Engineering a Temperate P. aeruginosa Bacteriophage to Carry an Inducible Toxin to Serve as an Antibacterial Agent

Bacteria are becoming resistant to antibiotic treatment, threatening doctors’ ability to successfully treat infections. This led researchers to discover alternative treatments like phage therapy, based on viruses infecting bacteria to treat bacterial infections. Pseudomonas aeruginosa regularly infects compromised individuals and is often the target of phage therapy. In our study, we attempt to create an engineered phage to carry a toxin for a more effective phage therapy treatment. We plan to use a "double kill" approach. First, the phage will infect the bacteria, next lysogens will secrete an effector via the T6SS to reduce surrounding WT bacteria, and lastly we will induce a "self-destruct" toxin to kill the lysogen.
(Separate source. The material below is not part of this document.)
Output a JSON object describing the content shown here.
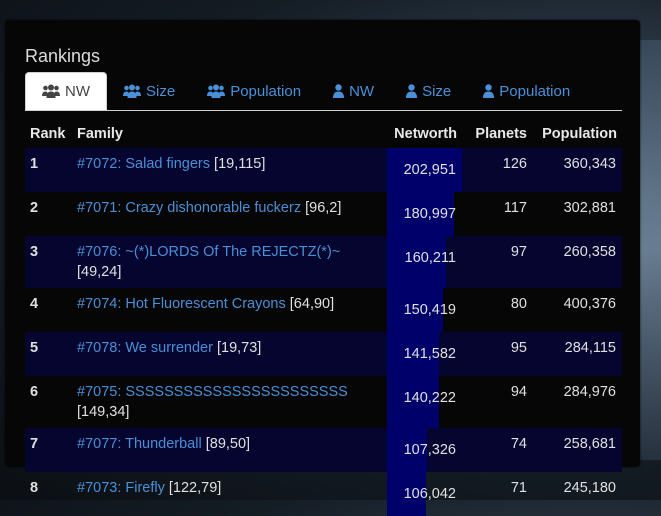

First, we established the infection dynamics of four candidate phages in two P. aeruginosa strains. We then quantified what percentage of cells remain WT or become lysogens post-infection and what percentage of the WT population gained resistance to phages.

We next focused on toxins and their effect on various P. aeruginosa strains. We determined the toxicity of two genes over-expressed in four strains. We then created a mutant with a knockout of a Toxin-Immunity protein to determine if effectors encoded in a prophage can utilize the T6SS. The next stage of our study is to engineer the phage to carry the self-destruct toxin. Once we have established its efficacy we will add the T6SS effector.

We believe that this study can produce a highly effective tool in the ongoing battle with bacteria amidst the struggle with overcoming bacterial resistance to antibiotics.